The woman who is also a shimmer of light gets up one day, kisses the numen and kisses its sleeping other self, and walks away as calmly as she arrived.
So Shade has always believed the first humans he saw were the men who climbed over the cliffs of the crater shortly after he arose to true consciousness. Technically he’s right, because the woman was no human any longer, and Never never says otherwise.
Never might have saved itself heaps of trouble if it ever mentioned that one of the reasons it leaves is to find her.
Sometimes it feels her in the wind or the sun, or in singular moments of transcendence—like when its other self smiles for the first time, or when lightning strikes them and for that unending split second, they are electricity, too.
It leaves because that’s what leaves do. But it also yearns in the most basic knot of itself to understand something she’s at the heart of. Why. Why did she make them, what was her purpose? Why did she leave without offering answers?
“Don’t you love me?” Shade demands.
“Love you? I am you,” Never answers.
“We aren’t the same, and never have been.”
“Same tree, same birth, same particles.”
“Roots and leaves aren’t the same. Built of the same, but different functionality, different patterns.”
“Everything is like that! All the world and sky are built of the same!”
“But not the same.” Shade pouts.
“From the same.”
“Do you love me?”
“Human necessities,” Never sneers.
Shade tells the humans he made the crater.
He shows them how to pull the great river here, how to find minerals to hold magic, and they call it design.
Shade becomes whatever they want, whatever makes them love him, and Never lives at the edges of their relationships, their houses and neighborhoods.
Shade sings songs that call more beasts and birds here, brings the river into the crater because more trees can grow where there is plenty of water.
Never wonders where the river flows, when it leaves the desert. There is an ocean, it has heard from butterflies.
Shade pulls Never into everything he does, even when Never resists, says it’s silly or stupid or pointless, Shade merely laughs that Never is so boring, and if it made roots it would be less bored. That doesn’t make sense to Never.
Most of the moments when Never suddenly recalls that shimmer of light and its god-mother’s silence are moments when Shade does something incredible, something spontaneous.
Something to make Never think, Beautiful, and wish beauty weren’t temporary, and wish Shade understood how glorious he already is.

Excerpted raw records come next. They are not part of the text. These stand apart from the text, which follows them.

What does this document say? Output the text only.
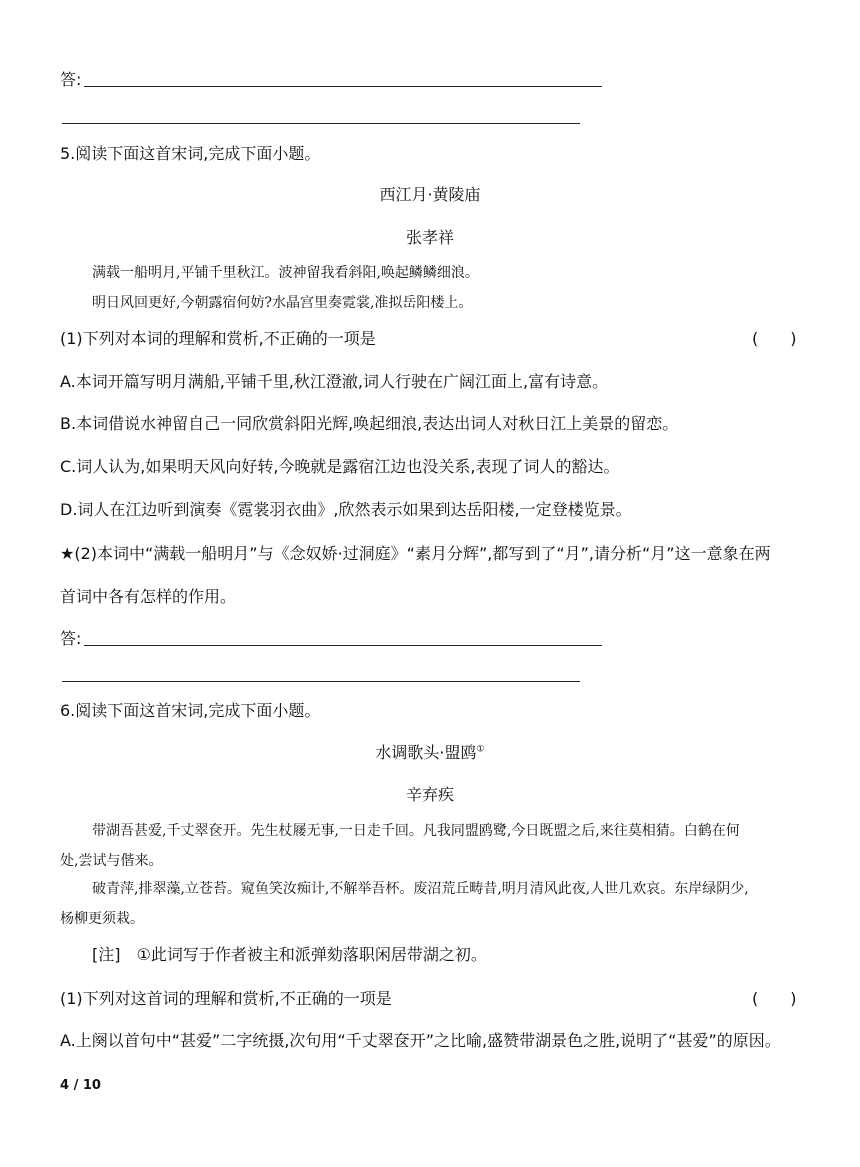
答:
5.阅读下面这首宋词,完成下面小题。
西江月·黄陵庙
张孝祥
满载一船明月,平铺千里秋江。波神留我看斜阳,唤起鳞鳞细浪。
明日风回更好,今朝露宿何妨?水晶宫里奏霓裳,准拟岳阳楼上。
(1)下列对本词的理解和赏析,不正确的一项是	(　　)
A.本词开篇写明月满船,平铺千里,秋江澄澈,词人行驶在广阔江面上,富有诗意。
B.本词借说水神留自己一同欣赏斜阳光辉,唤起细浪,表达出词人对秋日江上美景的留恋。
C.词人认为,如果明天风向好转,今晚就是露宿江边也没关系,表现了词人的豁达。
D.词人在江边听到演奏《霓裳羽衣曲》,欣然表示如果到达岳阳楼,一定登楼览景。
★(2)本词中“满载一船明月”与《念奴娇·过洞庭》“素月分辉”,都写到了“月”,请分析“月”这一意象在两
首词中各有怎样的作用。
答:
6.阅读下面这首宋词,完成下面小题。
水调歌头·盟鸥①
辛弃疾
带湖吾甚爱,千丈翠奁开。先生杖屦无事,一日走千回。凡我同盟鸥鹭,今日既盟之后,来往莫相猜。白鹤在何
处,尝试与偕来。
破青萍,排翠藻,立苍苔。窥鱼笑汝痴计,不解举吾杯。废沼荒丘畴昔,明月清风此夜,人世几欢哀。东岸绿阴少,
杨柳更须栽。
[注]　①此词写于作者被主和派弹劾落职闲居带湖之初。
(1)下列对这首词的理解和赏析,不正确的一项是	(　　)
A.上阕以首句中“甚爱”二字统摄,次句用“千丈翠奁开”之比喻,盛赞带湖景色之胜,说明了“甚爱”的原因。
4 / 10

Shade is the one who figures out all the nuances of shape and form, the one who understands how to get what they want from humans, how to seduce fish and eels into helping with the water, how to lead sheep to slaughter, how to convince humans that eggs are better than meat even though it’s questionable at least. Things Never never considers.
Shade wants to be human, but the most powerful human Never has ever known wanted to be something else. Something greater. Why?
Never leaves and Shade throws a fit.
Around the world are others like them. Few, but some, and Never dismisses most of them, too, because they are too obsessed with humans, like Shade, or too unformed to be interesting or to fly with it, or so separate from language they can’t even communicate with scent like a fox or with song like a bird or with pheromones and electrical impulses like a fucking mushroom.
Never does not want other numena; Never wants a human who can become a god. Never wants its mother.
Finally he meets another one in a city halfway around the world, in a city built on top of another city built on top of another city.
This one is human still, and has no intention of being otherwise.
He is old, maybe too old to truly be considered entirely human, but he’s never changed his inner design except to maintain health.
He has an unbelievable number of great-grandchildren and just enough wealth by the standards of the city on a city on a city to be able to care for them all a little bit.
While Never knows him, he spends his time listening to the buzzing of a beehive and tells Never that if he ever understands bees, he’ll probably die.